Vibe Coding vs Agentic Engineering: The Blur Lines Are Getting Uncomfortable

Simon Willison, the creator of Datasette and long-time Python developer, recently joined Joseph Ruscio on Heavybit's High Leverage podcast (Ep. #9) to discuss AI coding tools. In a follow-up blog post on 6th May 2026, he shares a disturbing realization: the lines between vibe coding and agentic engineering are blurring in his own daily work.
Vibe coding vs agentic engineering: original definitions
Willison previously drew a sharp distinction between the two:
- Vibe coding: Non-programmers or programmers who don't review the code. You ask for something, get something, and if it breaks you cross your fingers. Fine for personal tools where bugs only hurt you — grossly irresponsible for production software used by others.
- Agentic engineering: Professional software engineers using AI to build higher-quality production systems faster, while still applying their expertise in security, maintainability, and operations.
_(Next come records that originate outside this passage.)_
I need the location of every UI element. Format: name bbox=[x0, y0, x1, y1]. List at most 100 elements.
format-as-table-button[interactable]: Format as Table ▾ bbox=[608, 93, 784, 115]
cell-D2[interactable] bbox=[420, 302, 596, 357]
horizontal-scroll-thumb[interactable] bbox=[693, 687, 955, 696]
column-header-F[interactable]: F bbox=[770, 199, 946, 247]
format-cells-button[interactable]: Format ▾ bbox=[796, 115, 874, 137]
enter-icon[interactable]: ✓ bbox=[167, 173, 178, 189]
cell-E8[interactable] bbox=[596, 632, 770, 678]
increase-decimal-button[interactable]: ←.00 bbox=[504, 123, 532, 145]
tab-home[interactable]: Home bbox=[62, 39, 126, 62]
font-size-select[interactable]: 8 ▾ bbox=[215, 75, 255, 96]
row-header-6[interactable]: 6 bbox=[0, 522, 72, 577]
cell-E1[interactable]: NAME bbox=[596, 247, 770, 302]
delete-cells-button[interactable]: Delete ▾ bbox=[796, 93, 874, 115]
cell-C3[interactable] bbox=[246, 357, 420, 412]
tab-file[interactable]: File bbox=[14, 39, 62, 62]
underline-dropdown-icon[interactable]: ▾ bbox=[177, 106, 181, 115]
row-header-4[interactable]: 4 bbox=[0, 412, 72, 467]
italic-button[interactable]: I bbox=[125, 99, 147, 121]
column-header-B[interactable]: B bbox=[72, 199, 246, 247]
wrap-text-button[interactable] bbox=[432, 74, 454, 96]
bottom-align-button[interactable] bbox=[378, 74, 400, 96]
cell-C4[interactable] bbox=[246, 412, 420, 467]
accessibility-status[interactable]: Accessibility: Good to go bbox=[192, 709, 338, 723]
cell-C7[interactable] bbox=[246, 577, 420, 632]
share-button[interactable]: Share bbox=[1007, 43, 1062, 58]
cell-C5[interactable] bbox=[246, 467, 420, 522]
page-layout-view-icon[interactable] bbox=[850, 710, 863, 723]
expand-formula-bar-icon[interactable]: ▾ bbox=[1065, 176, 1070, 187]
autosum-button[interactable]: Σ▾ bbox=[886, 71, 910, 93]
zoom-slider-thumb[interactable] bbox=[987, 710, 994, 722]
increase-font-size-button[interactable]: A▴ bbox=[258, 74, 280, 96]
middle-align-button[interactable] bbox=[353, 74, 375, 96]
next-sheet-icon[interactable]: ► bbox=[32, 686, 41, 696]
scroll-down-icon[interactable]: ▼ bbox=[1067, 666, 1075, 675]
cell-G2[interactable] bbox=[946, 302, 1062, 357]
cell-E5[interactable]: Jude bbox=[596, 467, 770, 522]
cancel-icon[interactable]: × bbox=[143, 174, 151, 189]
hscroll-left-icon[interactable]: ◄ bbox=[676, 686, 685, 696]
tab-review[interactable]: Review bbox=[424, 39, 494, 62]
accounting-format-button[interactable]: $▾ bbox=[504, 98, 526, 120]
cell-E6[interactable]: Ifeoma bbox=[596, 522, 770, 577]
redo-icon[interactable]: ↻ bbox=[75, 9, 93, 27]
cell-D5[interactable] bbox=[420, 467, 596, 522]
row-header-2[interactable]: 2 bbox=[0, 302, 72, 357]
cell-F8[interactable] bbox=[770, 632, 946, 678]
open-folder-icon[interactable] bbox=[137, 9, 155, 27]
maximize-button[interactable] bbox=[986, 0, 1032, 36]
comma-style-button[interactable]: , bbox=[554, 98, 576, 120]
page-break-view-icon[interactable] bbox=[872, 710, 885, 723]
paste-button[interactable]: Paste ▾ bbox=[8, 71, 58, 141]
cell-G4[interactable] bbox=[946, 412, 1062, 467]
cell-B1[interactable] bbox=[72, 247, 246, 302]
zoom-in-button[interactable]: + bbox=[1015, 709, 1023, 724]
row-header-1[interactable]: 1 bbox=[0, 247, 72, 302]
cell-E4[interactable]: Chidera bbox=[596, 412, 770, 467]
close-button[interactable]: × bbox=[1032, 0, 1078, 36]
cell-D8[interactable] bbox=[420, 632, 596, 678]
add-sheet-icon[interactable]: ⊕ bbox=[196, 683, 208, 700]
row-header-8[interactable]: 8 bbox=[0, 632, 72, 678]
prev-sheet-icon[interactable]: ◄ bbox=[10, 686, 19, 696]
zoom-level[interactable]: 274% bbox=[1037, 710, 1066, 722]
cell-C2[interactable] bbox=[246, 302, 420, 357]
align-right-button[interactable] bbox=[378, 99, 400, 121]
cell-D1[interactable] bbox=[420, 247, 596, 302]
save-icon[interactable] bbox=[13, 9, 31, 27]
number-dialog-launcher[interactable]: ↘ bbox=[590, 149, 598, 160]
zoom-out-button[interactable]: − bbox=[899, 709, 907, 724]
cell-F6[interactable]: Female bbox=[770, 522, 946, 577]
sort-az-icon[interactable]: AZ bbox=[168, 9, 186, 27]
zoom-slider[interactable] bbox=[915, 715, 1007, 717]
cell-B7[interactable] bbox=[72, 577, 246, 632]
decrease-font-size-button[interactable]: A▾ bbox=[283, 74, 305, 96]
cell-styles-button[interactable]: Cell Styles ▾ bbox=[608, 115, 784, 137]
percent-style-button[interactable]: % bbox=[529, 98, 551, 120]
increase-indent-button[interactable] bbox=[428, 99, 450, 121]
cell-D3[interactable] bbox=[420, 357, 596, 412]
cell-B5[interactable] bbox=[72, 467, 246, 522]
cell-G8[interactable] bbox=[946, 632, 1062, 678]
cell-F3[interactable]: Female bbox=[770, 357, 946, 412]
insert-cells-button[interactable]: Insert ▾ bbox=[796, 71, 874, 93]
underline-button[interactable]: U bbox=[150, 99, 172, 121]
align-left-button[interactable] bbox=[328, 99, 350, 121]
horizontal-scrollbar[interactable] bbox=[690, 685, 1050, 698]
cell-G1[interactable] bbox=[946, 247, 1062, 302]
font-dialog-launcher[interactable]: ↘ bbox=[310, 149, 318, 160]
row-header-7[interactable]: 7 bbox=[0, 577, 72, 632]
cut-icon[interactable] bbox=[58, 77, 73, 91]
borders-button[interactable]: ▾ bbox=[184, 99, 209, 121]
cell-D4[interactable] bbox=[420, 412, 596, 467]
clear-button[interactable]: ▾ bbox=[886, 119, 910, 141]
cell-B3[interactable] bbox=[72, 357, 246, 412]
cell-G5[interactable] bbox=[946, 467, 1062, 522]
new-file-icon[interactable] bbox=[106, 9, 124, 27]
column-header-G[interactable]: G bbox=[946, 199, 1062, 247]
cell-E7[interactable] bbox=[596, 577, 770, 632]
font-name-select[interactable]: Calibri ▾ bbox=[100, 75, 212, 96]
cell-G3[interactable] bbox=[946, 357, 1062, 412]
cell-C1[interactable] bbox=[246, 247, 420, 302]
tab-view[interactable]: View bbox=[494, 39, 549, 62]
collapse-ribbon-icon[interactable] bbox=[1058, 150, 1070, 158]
Every line is reviewed.
Where the convergence happens
The problem is that coding agents like Claude Code have become reliable enough that Willison now finds himself skipping code review for routine production tasks. His example:
Ask Claude Code to build a JSON API endpoint that runs a SQL query and outputs the results as JSON.
It's just going to do it right. It's not going to mess that up.
You have it add automated tests, you have it add documentation, you know it's going to be good.
He admits he feels guilty about this: “If I haven't reviewed the code, is it really responsible for me to use this in production?”
The mental model: trusting an agent like a team
Willison compares this to working at a large organization where another team provides an image resize service. You don't read every line of their code — you read the docs, test the service, and treat it as a semi-black box until you hit problems. He's now treating AI agents the same way.
But he notes an uncomfortable difference: “Claude Code does not have a professional reputation! It can't take accountability for what it's done. But it's been proving itself anyway — time and time again it's churning out straightforward things and doing them right in the style that I like.”
He calls this a form of “normalization of deviance” — the gradual acceptance of lower scrutiny as the tool keeps proving itself.
Takeaway for developers using AI agents
Willison's post is a practical caution: as agents become more reliable, the temptation to skip review grows. His advice is not to stop using agents, but to remain conscious of where you're cutting corners. For production systems that affect others, you still need a human who understands the code and can be held accountable.